Random thoughts that occur to me as I fold laundry while the TV babbles in the background:
1. To answer the question being asked every fifteen minutes by the Discovery Channel: No, Nostradamus did not predict 9/11. Or, for that matter, WWII, or Michael Jackson’s death. So please stop asking.
2. If the Illuminati existed, and had ties to freemasonry — as suggested on National Geographic — I can see how they’d try to hide this super-secret existence from the world. But I don’t think such a secretive organization would try to stay “hidden” by printing their super-duper-über-secret symbols on pieces of paper we all carry in our back pockets. And, dude, by flashing a dollar bill at the camera, you have not proved how very clandestine and cagey the Illuminati are.
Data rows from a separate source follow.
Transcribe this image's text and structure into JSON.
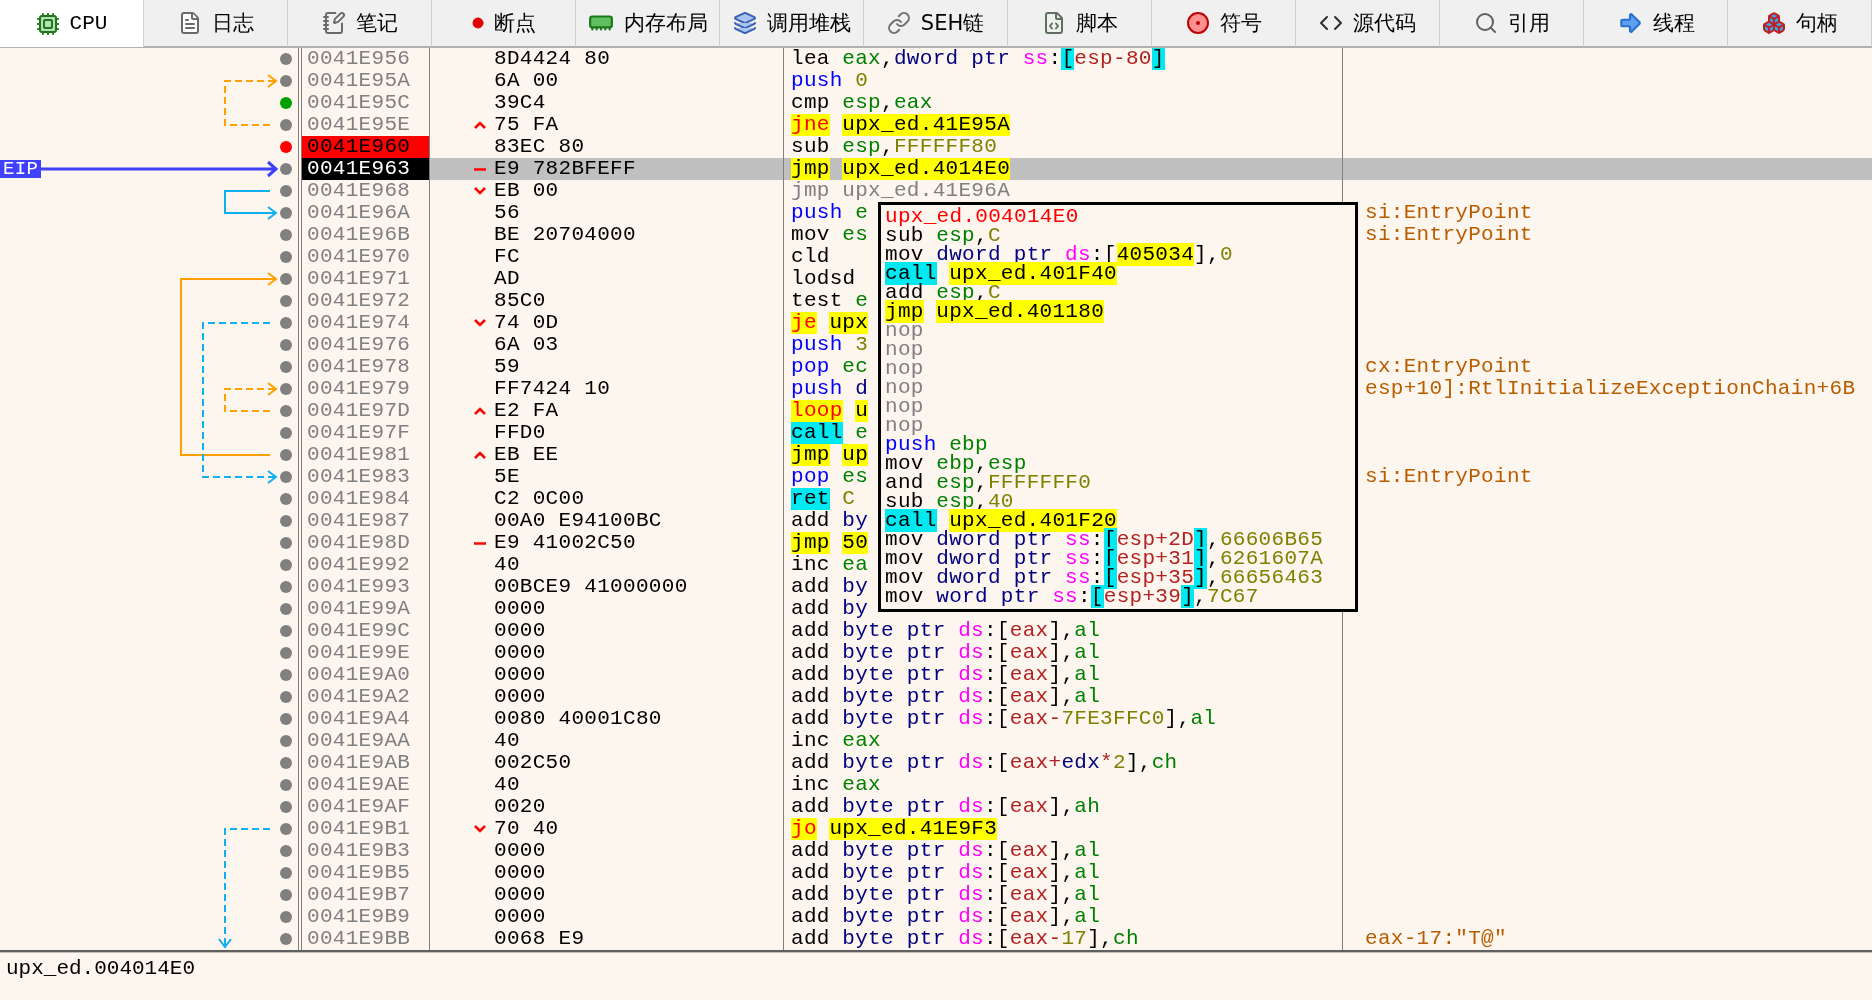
{
  "tabs": [
    {
      "label": "CPU",
      "selected": true
    },
    {
      "label": "日志",
      "selected": false
    },
    {
      "label": "笔记",
      "selected": false
    },
    {
      "label": "断点",
      "selected": false
    },
    {
      "label": "内存布局",
      "selected": false
    },
    {
      "label": "调用堆栈",
      "selected": false
    },
    {
      "label": "SEH链",
      "selected": false
    },
    {
      "label": "脚本",
      "selected": false
    },
    {
      "label": "符号",
      "selected": false
    },
    {
      "label": "源代码",
      "selected": false
    },
    {
      "label": "引用",
      "selected": false
    },
    {
      "label": "线程",
      "selected": false
    },
    {
      "label": "句柄",
      "selected": false
    }
  ],
  "eip_label": "EIP",
  "rows": [
    {
      "address": "0041E956",
      "bytes": "8D4424 80",
      "color": "#808080",
      "breakpoint": false,
      "eip": false,
      "selected": false,
      "instruction": [
        {
          "text": "lea",
          "kind": "mn"
        },
        {
          "text": "eax",
          "kind": "reg"
        },
        {
          "text": ",",
          "kind": "p"
        },
        {
          "text": "dword ptr",
          "kind": "size"
        },
        {
          "text": "ss",
          "kind": "seg"
        },
        {
          "text": ":",
          "kind": "p"
        },
        {
          "text": "[",
          "kind": "brh"
        },
        {
          "text": "esp-80",
          "kind": "mem"
        },
        {
          "text": "]",
          "kind": "brh"
        }
      ]
    },
    {
      "address": "0041E95A",
      "bytes": "6A 00",
      "color": "#808080",
      "breakpoint": false,
      "eip": false,
      "selected": false,
      "instruction": [
        {
          "text": "push",
          "kind": "push"
        },
        {
          "text": "0",
          "kind": "num"
        }
      ]
    },
    {
      "address": "0041E95C",
      "bytes": "39C4",
      "color": "#00a000",
      "breakpoint": false,
      "eip": false,
      "selected": false,
      "instruction": [
        {
          "text": "cmp",
          "kind": "mn"
        },
        {
          "text": "esp",
          "kind": "reg"
        },
        {
          "text": ",",
          "kind": "p"
        },
        {
          "text": "eax",
          "kind": "reg"
        }
      ]
    },
    {
      "address": "0041E95E",
      "bytes": "75 FA",
      "color": "#808080",
      "breakpoint": false,
      "eip": false,
      "jump": {
        "kind": "up"
      },
      "selected": false,
      "instruction": [
        {
          "text": "jne",
          "kind": "jcc"
        },
        {
          "text": "upx_ed.41E95A",
          "kind": "addr"
        }
      ]
    },
    {
      "address": "0041E960",
      "bytes": "83EC 80",
      "color": "#ff0000",
      "breakpoint": true,
      "eip": false,
      "selected": false,
      "instruction": [
        {
          "text": "sub",
          "kind": "mn"
        },
        {
          "text": "esp",
          "kind": "reg"
        },
        {
          "text": ",",
          "kind": "p"
        },
        {
          "text": "FFFFFF80",
          "kind": "num"
        }
      ]
    },
    {
      "address": "0041E963",
      "bytes": "E9 782BFEFF",
      "color": "#808080",
      "breakpoint": false,
      "eip": true,
      "jump": {
        "kind": "dash"
      },
      "selected": true,
      "instruction": [
        {
          "text": "jmp",
          "kind": "jmp"
        },
        {
          "text": "upx_ed.4014E0",
          "kind": "addr"
        }
      ]
    },
    {
      "address": "0041E968",
      "bytes": "EB 00",
      "color": "#808080",
      "breakpoint": false,
      "eip": false,
      "jump": {
        "kind": "down"
      },
      "selected": false,
      "instruction": [
        {
          "text": "jmp",
          "kind": "muted"
        },
        {
          "text": "upx_ed.41E96A",
          "kind": "muted"
        }
      ]
    },
    {
      "address": "0041E96A",
      "bytes": "56",
      "color": "#808080",
      "breakpoint": false,
      "eip": false,
      "selected": false,
      "instruction": [
        {
          "text": "push",
          "kind": "push"
        },
        {
          "text": "e",
          "kind": "reg"
        }
      ],
      "comment": "si:EntryPoint"
    },
    {
      "address": "0041E96B",
      "bytes": "BE 20704000",
      "color": "#808080",
      "breakpoint": false,
      "eip": false,
      "selected": false,
      "instruction": [
        {
          "text": "mov",
          "kind": "mn"
        },
        {
          "text": "es",
          "kind": "reg"
        }
      ],
      "comment": "si:EntryPoint"
    },
    {
      "address": "0041E970",
      "bytes": "FC",
      "color": "#808080",
      "breakpoint": false,
      "eip": false,
      "selected": false,
      "instruction": [
        {
          "text": "cld",
          "kind": "mn"
        }
      ]
    },
    {
      "address": "0041E971",
      "bytes": "AD",
      "color": "#808080",
      "breakpoint": false,
      "eip": false,
      "selected": false,
      "instruction": [
        {
          "text": "lodsd",
          "kind": "mn"
        }
      ]
    },
    {
      "address": "0041E972",
      "bytes": "85C0",
      "color": "#808080",
      "breakpoint": false,
      "eip": false,
      "selected": false,
      "instruction": [
        {
          "text": "test",
          "kind": "mn"
        },
        {
          "text": "e",
          "kind": "reg"
        }
      ]
    },
    {
      "address": "0041E974",
      "bytes": "74 0D",
      "color": "#808080",
      "breakpoint": false,
      "eip": false,
      "jump": {
        "kind": "down"
      },
      "selected": false,
      "instruction": [
        {
          "text": "je",
          "kind": "jcc"
        },
        {
          "text": "upx",
          "kind": "addr"
        }
      ]
    },
    {
      "address": "0041E976",
      "bytes": "6A 03",
      "color": "#808080",
      "breakpoint": false,
      "eip": false,
      "selected": false,
      "instruction": [
        {
          "text": "push",
          "kind": "push"
        },
        {
          "text": "3",
          "kind": "num"
        }
      ]
    },
    {
      "address": "0041E978",
      "bytes": "59",
      "color": "#808080",
      "breakpoint": false,
      "eip": false,
      "selected": false,
      "instruction": [
        {
          "text": "pop",
          "kind": "push"
        },
        {
          "text": "ec",
          "kind": "reg"
        }
      ],
      "comment": "cx:EntryPoint"
    },
    {
      "address": "0041E979",
      "bytes": "FF7424 10",
      "color": "#808080",
      "breakpoint": false,
      "eip": false,
      "selected": false,
      "instruction": [
        {
          "text": "push",
          "kind": "push"
        },
        {
          "text": "d",
          "kind": "size"
        }
      ],
      "comment": "esp+10]:RtlInitializeExceptionChain+6B"
    },
    {
      "address": "0041E97D",
      "bytes": "E2 FA",
      "color": "#808080",
      "breakpoint": false,
      "eip": false,
      "jump": {
        "kind": "up"
      },
      "selected": false,
      "instruction": [
        {
          "text": "loop",
          "kind": "jcc"
        },
        {
          "text": "u",
          "kind": "addr"
        }
      ]
    },
    {
      "address": "0041E97F",
      "bytes": "FFD0",
      "color": "#808080",
      "breakpoint": false,
      "eip": false,
      "selected": false,
      "instruction": [
        {
          "text": "call",
          "kind": "call"
        },
        {
          "text": "e",
          "kind": "reg"
        }
      ]
    },
    {
      "address": "0041E981",
      "bytes": "EB EE",
      "color": "#808080",
      "breakpoint": false,
      "eip": false,
      "jump": {
        "kind": "up"
      },
      "selected": false,
      "instruction": [
        {
          "text": "jmp",
          "kind": "jmp"
        },
        {
          "text": "up",
          "kind": "addr"
        }
      ]
    },
    {
      "address": "0041E983",
      "bytes": "5E",
      "color": "#808080",
      "breakpoint": false,
      "eip": false,
      "selected": false,
      "instruction": [
        {
          "text": "pop",
          "kind": "push"
        },
        {
          "text": "es",
          "kind": "reg"
        }
      ],
      "comment": "si:EntryPoint"
    },
    {
      "address": "0041E984",
      "bytes": "C2 0C00",
      "color": "#808080",
      "breakpoint": false,
      "eip": false,
      "selected": false,
      "instruction": [
        {
          "text": "ret",
          "kind": "call"
        },
        {
          "text": "C",
          "kind": "num"
        }
      ]
    },
    {
      "address": "0041E987",
      "bytes": "00A0 E94100BC",
      "color": "#808080",
      "breakpoint": false,
      "eip": false,
      "selected": false,
      "instruction": [
        {
          "text": "add",
          "kind": "mn"
        },
        {
          "text": "by",
          "kind": "size"
        }
      ]
    },
    {
      "address": "0041E98D",
      "bytes": "E9 41002C50",
      "color": "#808080",
      "breakpoint": false,
      "eip": false,
      "jump": {
        "kind": "dash"
      },
      "selected": false,
      "instruction": [
        {
          "text": "jmp",
          "kind": "jmp"
        },
        {
          "text": "50",
          "kind": "addr"
        }
      ]
    },
    {
      "address": "0041E992",
      "bytes": "40",
      "color": "#808080",
      "breakpoint": false,
      "eip": false,
      "selected": false,
      "instruction": [
        {
          "text": "inc",
          "kind": "mn"
        },
        {
          "text": "ea",
          "kind": "reg"
        }
      ]
    },
    {
      "address": "0041E993",
      "bytes": "00BCE9 41000000",
      "color": "#808080",
      "breakpoint": false,
      "eip": false,
      "selected": false,
      "instruction": [
        {
          "text": "add",
          "kind": "mn"
        },
        {
          "text": "by",
          "kind": "size"
        }
      ]
    },
    {
      "address": "0041E99A",
      "bytes": "0000",
      "color": "#808080",
      "breakpoint": false,
      "eip": false,
      "selected": false,
      "instruction": [
        {
          "text": "add",
          "kind": "mn"
        },
        {
          "text": "by",
          "kind": "size"
        }
      ]
    },
    {
      "address": "0041E99C",
      "bytes": "0000",
      "color": "#808080",
      "breakpoint": false,
      "eip": false,
      "selected": false,
      "instruction": [
        {
          "text": "add",
          "kind": "mn"
        },
        {
          "text": "byte ptr",
          "kind": "size"
        },
        {
          "text": "ds",
          "kind": "seg"
        },
        {
          "text": ":",
          "kind": "p"
        },
        {
          "text": "[",
          "kind": "p"
        },
        {
          "text": "eax",
          "kind": "mem"
        },
        {
          "text": "]",
          "kind": "p"
        },
        {
          "text": ",",
          "kind": "p"
        },
        {
          "text": "al",
          "kind": "reg"
        }
      ]
    },
    {
      "address": "0041E99E",
      "bytes": "0000",
      "color": "#808080",
      "breakpoint": false,
      "eip": false,
      "selected": false,
      "instruction": [
        {
          "text": "add",
          "kind": "mn"
        },
        {
          "text": "byte ptr",
          "kind": "size"
        },
        {
          "text": "ds",
          "kind": "seg"
        },
        {
          "text": ":",
          "kind": "p"
        },
        {
          "text": "[",
          "kind": "p"
        },
        {
          "text": "eax",
          "kind": "mem"
        },
        {
          "text": "]",
          "kind": "p"
        },
        {
          "text": ",",
          "kind": "p"
        },
        {
          "text": "al",
          "kind": "reg"
        }
      ]
    },
    {
      "address": "0041E9A0",
      "bytes": "0000",
      "color": "#808080",
      "breakpoint": false,
      "eip": false,
      "selected": false,
      "instruction": [
        {
          "text": "add",
          "kind": "mn"
        },
        {
          "text": "byte ptr",
          "kind": "size"
        },
        {
          "text": "ds",
          "kind": "seg"
        },
        {
          "text": ":",
          "kind": "p"
        },
        {
          "text": "[",
          "kind": "p"
        },
        {
          "text": "eax",
          "kind": "mem"
        },
        {
          "text": "]",
          "kind": "p"
        },
        {
          "text": ",",
          "kind": "p"
        },
        {
          "text": "al",
          "kind": "reg"
        }
      ]
    },
    {
      "address": "0041E9A2",
      "bytes": "0000",
      "color": "#808080",
      "breakpoint": false,
      "eip": false,
      "selected": false,
      "instruction": [
        {
          "text": "add",
          "kind": "mn"
        },
        {
          "text": "byte ptr",
          "kind": "size"
        },
        {
          "text": "ds",
          "kind": "seg"
        },
        {
          "text": ":",
          "kind": "p"
        },
        {
          "text": "[",
          "kind": "p"
        },
        {
          "text": "eax",
          "kind": "mem"
        },
        {
          "text": "]",
          "kind": "p"
        },
        {
          "text": ",",
          "kind": "p"
        },
        {
          "text": "al",
          "kind": "reg"
        }
      ]
    },
    {
      "address": "0041E9A4",
      "bytes": "0080 40001C80",
      "color": "#808080",
      "breakpoint": false,
      "eip": false,
      "selected": false,
      "instruction": [
        {
          "text": "add",
          "kind": "mn"
        },
        {
          "text": "byte ptr",
          "kind": "size"
        },
        {
          "text": "ds",
          "kind": "seg"
        },
        {
          "text": ":",
          "kind": "p"
        },
        {
          "text": "[",
          "kind": "p"
        },
        {
          "text": "eax",
          "kind": "mem"
        },
        {
          "text": "-",
          "kind": "mem"
        },
        {
          "text": "7FE3FFC0",
          "kind": "num"
        },
        {
          "text": "]",
          "kind": "p"
        },
        {
          "text": ",",
          "kind": "p"
        },
        {
          "text": "al",
          "kind": "reg"
        }
      ]
    },
    {
      "address": "0041E9AA",
      "bytes": "40",
      "color": "#808080",
      "breakpoint": false,
      "eip": false,
      "selected": false,
      "instruction": [
        {
          "text": "inc",
          "kind": "mn"
        },
        {
          "text": "eax",
          "kind": "reg"
        }
      ]
    },
    {
      "address": "0041E9AB",
      "bytes": "002C50",
      "color": "#808080",
      "breakpoint": false,
      "eip": false,
      "selected": false,
      "instruction": [
        {
          "text": "add",
          "kind": "mn"
        },
        {
          "text": "byte ptr",
          "kind": "size"
        },
        {
          "text": "ds",
          "kind": "seg"
        },
        {
          "text": ":",
          "kind": "p"
        },
        {
          "text": "[",
          "kind": "p"
        },
        {
          "text": "eax",
          "kind": "mem"
        },
        {
          "text": "+",
          "kind": "mem"
        },
        {
          "text": "edx",
          "kind": "idx"
        },
        {
          "text": "*",
          "kind": "mem"
        },
        {
          "text": "2",
          "kind": "num"
        },
        {
          "text": "]",
          "kind": "p"
        },
        {
          "text": ",",
          "kind": "p"
        },
        {
          "text": "ch",
          "kind": "reg"
        }
      ]
    },
    {
      "address": "0041E9AE",
      "bytes": "40",
      "color": "#808080",
      "breakpoint": false,
      "eip": false,
      "selected": false,
      "instruction": [
        {
          "text": "inc",
          "kind": "mn"
        },
        {
          "text": "eax",
          "kind": "reg"
        }
      ]
    },
    {
      "address": "0041E9AF",
      "bytes": "0020",
      "color": "#808080",
      "breakpoint": false,
      "eip": false,
      "selected": false,
      "instruction": [
        {
          "text": "add",
          "kind": "mn"
        },
        {
          "text": "byte ptr",
          "kind": "size"
        },
        {
          "text": "ds",
          "kind": "seg"
        },
        {
          "text": ":",
          "kind": "p"
        },
        {
          "text": "[",
          "kind": "p"
        },
        {
          "text": "eax",
          "kind": "mem"
        },
        {
          "text": "]",
          "kind": "p"
        },
        {
          "text": ",",
          "kind": "p"
        },
        {
          "text": "ah",
          "kind": "reg"
        }
      ]
    },
    {
      "address": "0041E9B1",
      "bytes": "70 40",
      "color": "#808080",
      "breakpoint": false,
      "eip": false,
      "jump": {
        "kind": "down"
      },
      "selected": false,
      "instruction": [
        {
          "text": "jo",
          "kind": "jcc"
        },
        {
          "text": "upx_ed.41E9F3",
          "kind": "addr"
        }
      ]
    },
    {
      "address": "0041E9B3",
      "bytes": "0000",
      "color": "#808080",
      "breakpoint": false,
      "eip": false,
      "selected": false,
      "instruction": [
        {
          "text": "add",
          "kind": "mn"
        },
        {
          "text": "byte ptr",
          "kind": "size"
        },
        {
          "text": "ds",
          "kind": "seg"
        },
        {
          "text": ":",
          "kind": "p"
        },
        {
          "text": "[",
          "kind": "p"
        },
        {
          "text": "eax",
          "kind": "mem"
        },
        {
          "text": "]",
          "kind": "p"
        },
        {
          "text": ",",
          "kind": "p"
        },
        {
          "text": "al",
          "kind": "reg"
        }
      ]
    },
    {
      "address": "0041E9B5",
      "bytes": "0000",
      "color": "#808080",
      "breakpoint": false,
      "eip": false,
      "selected": false,
      "instruction": [
        {
          "text": "add",
          "kind": "mn"
        },
        {
          "text": "byte ptr",
          "kind": "size"
        },
        {
          "text": "ds",
          "kind": "seg"
        },
        {
          "text": ":",
          "kind": "p"
        },
        {
          "text": "[",
          "kind": "p"
        },
        {
          "text": "eax",
          "kind": "mem"
        },
        {
          "text": "]",
          "kind": "p"
        },
        {
          "text": ",",
          "kind": "p"
        },
        {
          "text": "al",
          "kind": "reg"
        }
      ]
    },
    {
      "address": "0041E9B7",
      "bytes": "0000",
      "color": "#808080",
      "breakpoint": false,
      "eip": false,
      "selected": false,
      "instruction": [
        {
          "text": "add",
          "kind": "mn"
        },
        {
          "text": "byte ptr",
          "kind": "size"
        },
        {
          "text": "ds",
          "kind": "seg"
        },
        {
          "text": ":",
          "kind": "p"
        },
        {
          "text": "[",
          "kind": "p"
        },
        {
          "text": "eax",
          "kind": "mem"
        },
        {
          "text": "]",
          "kind": "p"
        },
        {
          "text": ",",
          "kind": "p"
        },
        {
          "text": "al",
          "kind": "reg"
        }
      ]
    },
    {
      "address": "0041E9B9",
      "bytes": "0000",
      "color": "#808080",
      "breakpoint": false,
      "eip": false,
      "selected": false,
      "instruction": [
        {
          "text": "add",
          "kind": "mn"
        },
        {
          "text": "byte ptr",
          "kind": "size"
        },
        {
          "text": "ds",
          "kind": "seg"
        },
        {
          "text": ":",
          "kind": "p"
        },
        {
          "text": "[",
          "kind": "p"
        },
        {
          "text": "eax",
          "kind": "mem"
        },
        {
          "text": "]",
          "kind": "p"
        },
        {
          "text": ",",
          "kind": "p"
        },
        {
          "text": "al",
          "kind": "reg"
        }
      ]
    },
    {
      "address": "0041E9BB",
      "bytes": "0068 E9",
      "color": "#808080",
      "breakpoint": false,
      "eip": false,
      "selected": false,
      "instruction": [
        {
          "text": "add",
          "kind": "mn"
        },
        {
          "text": "byte ptr",
          "kind": "size"
        },
        {
          "text": "ds",
          "kind": "seg"
        },
        {
          "text": ":",
          "kind": "p"
        },
        {
          "text": "[",
          "kind": "p"
        },
        {
          "text": "eax",
          "kind": "mem"
        },
        {
          "text": "-",
          "kind": "mem"
        },
        {
          "text": "17",
          "kind": "num"
        },
        {
          "text": "]",
          "kind": "p"
        },
        {
          "text": ",",
          "kind": "p"
        },
        {
          "text": "ch",
          "kind": "reg"
        }
      ],
      "comment": "eax-17:\"T@\""
    }
  ],
  "tooltip": {
    "title": "upx_ed.004014E0",
    "lines": [
      [
        {
          "text": "sub",
          "kind": "mn"
        },
        {
          "text": "esp",
          "kind": "reg"
        },
        {
          "text": ",",
          "kind": "p"
        },
        {
          "text": "C",
          "kind": "num"
        }
      ],
      [
        {
          "text": "mov",
          "kind": "mn"
        },
        {
          "text": "dword ptr",
          "kind": "size"
        },
        {
          "text": "ds",
          "kind": "seg"
        },
        {
          "text": ":",
          "kind": "p"
        },
        {
          "text": "[",
          "kind": "p"
        },
        {
          "text": "405034",
          "kind": "addr"
        },
        {
          "text": "]",
          "kind": "p"
        },
        {
          "text": ",",
          "kind": "p"
        },
        {
          "text": "0",
          "kind": "num"
        }
      ],
      [
        {
          "text": "call",
          "kind": "call"
        },
        {
          "text": "upx_ed.401F40",
          "kind": "addr"
        }
      ],
      [
        {
          "text": "add",
          "kind": "mn"
        },
        {
          "text": "esp",
          "kind": "reg"
        },
        {
          "text": ",",
          "kind": "p"
        },
        {
          "text": "C",
          "kind": "num"
        }
      ],
      [
        {
          "text": "jmp",
          "kind": "jmp"
        },
        {
          "text": "upx_ed.401180",
          "kind": "addr"
        }
      ],
      [
        {
          "text": "nop",
          "kind": "muted"
        }
      ],
      [
        {
          "text": "nop",
          "kind": "muted"
        }
      ],
      [
        {
          "text": "nop",
          "kind": "muted"
        }
      ],
      [
        {
          "text": "nop",
          "kind": "muted"
        }
      ],
      [
        {
          "text": "nop",
          "kind": "muted"
        }
      ],
      [
        {
          "text": "nop",
          "kind": "muted"
        }
      ],
      [
        {
          "text": "push",
          "kind": "push"
        },
        {
          "text": "ebp",
          "kind": "reg"
        }
      ],
      [
        {
          "text": "mov",
          "kind": "mn"
        },
        {
          "text": "ebp",
          "kind": "reg"
        },
        {
          "text": ",",
          "kind": "p"
        },
        {
          "text": "esp",
          "kind": "reg"
        }
      ],
      [
        {
          "text": "and",
          "kind": "mn"
        },
        {
          "text": "esp",
          "kind": "reg"
        },
        {
          "text": ",",
          "kind": "p"
        },
        {
          "text": "FFFFFFF0",
          "kind": "num"
        }
      ],
      [
        {
          "text": "sub",
          "kind": "mn"
        },
        {
          "text": "esp",
          "kind": "reg"
        },
        {
          "text": ",",
          "kind": "p"
        },
        {
          "text": "40",
          "kind": "num"
        }
      ],
      [
        {
          "text": "call",
          "kind": "call"
        },
        {
          "text": "upx_ed.401F20",
          "kind": "addr"
        }
      ],
      [
        {
          "text": "mov",
          "kind": "mn"
        },
        {
          "text": "dword ptr",
          "kind": "size"
        },
        {
          "text": "ss",
          "kind": "seg"
        },
        {
          "text": ":",
          "kind": "p"
        },
        {
          "text": "[",
          "kind": "brh"
        },
        {
          "text": "esp+2D",
          "kind": "mem"
        },
        {
          "text": "]",
          "kind": "brh"
        },
        {
          "text": ",",
          "kind": "p"
        },
        {
          "text": "66606B65",
          "kind": "num"
        }
      ],
      [
        {
          "text": "mov",
          "kind": "mn"
        },
        {
          "text": "dword ptr",
          "kind": "size"
        },
        {
          "text": "ss",
          "kind": "seg"
        },
        {
          "text": ":",
          "kind": "p"
        },
        {
          "text": "[",
          "kind": "brh"
        },
        {
          "text": "esp+31",
          "kind": "mem"
        },
        {
          "text": "]",
          "kind": "brh"
        },
        {
          "text": ",",
          "kind": "p"
        },
        {
          "text": "6261607A",
          "kind": "num"
        }
      ],
      [
        {
          "text": "mov",
          "kind": "mn"
        },
        {
          "text": "dword ptr",
          "kind": "size"
        },
        {
          "text": "ss",
          "kind": "seg"
        },
        {
          "text": ":",
          "kind": "p"
        },
        {
          "text": "[",
          "kind": "brh"
        },
        {
          "text": "esp+35",
          "kind": "mem"
        },
        {
          "text": "]",
          "kind": "brh"
        },
        {
          "text": ",",
          "kind": "p"
        },
        {
          "text": "66656463",
          "kind": "num"
        }
      ],
      [
        {
          "text": "mov",
          "kind": "mn"
        },
        {
          "text": "word ptr",
          "kind": "size"
        },
        {
          "text": "ss",
          "kind": "seg"
        },
        {
          "text": ":",
          "kind": "p"
        },
        {
          "text": "[",
          "kind": "brh"
        },
        {
          "text": "esp+39",
          "kind": "mem"
        },
        {
          "text": "]",
          "kind": "brh"
        },
        {
          "text": ",",
          "kind": "p"
        },
        {
          "text": "7C67",
          "kind": "num"
        }
      ]
    ]
  },
  "status_bar": "upx_ed.004014E0"
}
3. After watching walking through the room while a Guns N’ Roses documentary airs on TV, I’ve decided that Slash is like The Stig — we can’t possibly know who’s behind the costume. I mean, come on — the top hat, the sunglasses, the curly hair in his face: there could have been five or ten different guitarists playing that Les Paul. When one collapsed backstage under a pile of empty Southern Comfort bottles, or spontaneously combusted during the “November Rain” guitar solo, the band just stuck somebody new in the outfit and shoved him onstage.